The simplest definition of a share or stock is, “It’s a small unit of ownership of a company.” Buying shares or stocks is a form of investment.
Warren Buffet is know to be one of the richest people on the planet. How did he get there, you may ask. He has been buying and keeping shares from the age of 9.
Why do companies issue shares OR stocks?
The act of selling shares is a company’s way of raising its capital. The capital of a company is divided into little pieces, and these are what we call shares. One can own shares in different individual companies as well as different markets.
Shares will give you three or four times more growth than cash. However, they are riskier and that is why one needs to invest this money for long periods of time. There are two broad categories of shares, Preference shares and Ordinary Equity shares.

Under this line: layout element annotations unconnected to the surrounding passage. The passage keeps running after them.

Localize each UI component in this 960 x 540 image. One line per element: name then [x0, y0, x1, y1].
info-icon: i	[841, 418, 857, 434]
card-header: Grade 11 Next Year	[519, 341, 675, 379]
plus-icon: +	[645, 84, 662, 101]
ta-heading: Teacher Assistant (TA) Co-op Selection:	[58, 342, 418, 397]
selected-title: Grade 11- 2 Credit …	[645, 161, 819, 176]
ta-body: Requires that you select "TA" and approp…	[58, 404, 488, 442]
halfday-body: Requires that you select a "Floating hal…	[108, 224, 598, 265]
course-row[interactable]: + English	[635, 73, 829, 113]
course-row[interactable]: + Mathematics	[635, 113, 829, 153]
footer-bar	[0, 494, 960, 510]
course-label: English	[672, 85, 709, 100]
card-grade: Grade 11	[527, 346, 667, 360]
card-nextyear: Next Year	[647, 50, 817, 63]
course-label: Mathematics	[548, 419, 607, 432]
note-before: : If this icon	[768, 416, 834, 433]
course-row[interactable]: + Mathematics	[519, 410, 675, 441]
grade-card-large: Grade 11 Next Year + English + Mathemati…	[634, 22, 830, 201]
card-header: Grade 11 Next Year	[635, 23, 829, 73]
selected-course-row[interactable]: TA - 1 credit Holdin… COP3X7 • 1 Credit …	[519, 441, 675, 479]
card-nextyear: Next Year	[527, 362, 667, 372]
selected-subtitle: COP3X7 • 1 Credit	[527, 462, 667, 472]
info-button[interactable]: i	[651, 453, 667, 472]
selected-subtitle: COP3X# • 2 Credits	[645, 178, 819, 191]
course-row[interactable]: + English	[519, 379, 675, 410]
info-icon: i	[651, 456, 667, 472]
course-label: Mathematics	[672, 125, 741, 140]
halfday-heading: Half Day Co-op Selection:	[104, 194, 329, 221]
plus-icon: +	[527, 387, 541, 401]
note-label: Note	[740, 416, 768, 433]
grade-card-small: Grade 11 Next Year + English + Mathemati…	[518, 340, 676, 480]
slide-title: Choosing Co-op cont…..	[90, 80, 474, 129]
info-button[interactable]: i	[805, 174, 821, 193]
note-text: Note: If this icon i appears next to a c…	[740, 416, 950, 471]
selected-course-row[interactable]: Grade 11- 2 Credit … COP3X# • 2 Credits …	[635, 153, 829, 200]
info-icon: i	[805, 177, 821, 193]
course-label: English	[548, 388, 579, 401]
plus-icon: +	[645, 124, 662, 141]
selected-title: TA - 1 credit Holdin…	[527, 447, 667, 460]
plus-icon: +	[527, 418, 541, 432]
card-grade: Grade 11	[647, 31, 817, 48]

The Difference Between Preference and Ordinary Shares
When one invests in preference shares, they only earn the dividends which are fixed. A dividend is an income a shareholder earns from owning a share. Preference shares don’t give voting rights. Only equity shareholders are actual owners of the company.
With Ordinary Equity shares, the holder has the power to share the profits and earnings of the company and it comes with a vote. Preference shares are sold in the primary market whereas shares are sold in the secondary market.
How to buy and sell Shares OR Stocks
One must have a stockbroker who will trade shares, in listed companies, on the stock exchange. On the other hand, if you want to sell or buy shares in a private company, you will have to arrange your own transaction.
There are many ways to invest in shares. You can buy them directly through a stockbroker, via EFT, or through unit trusts, endowments or even retirement annuities. You invest your money for a minimum of five years or longer in an endowment. When you take out your matured money, it is tax-free.
A retirement annuity is a personal pension fund. A certain amount of money is put away every month and when matured, it will pay you either a lump sum, monthly pension or a combination of the two.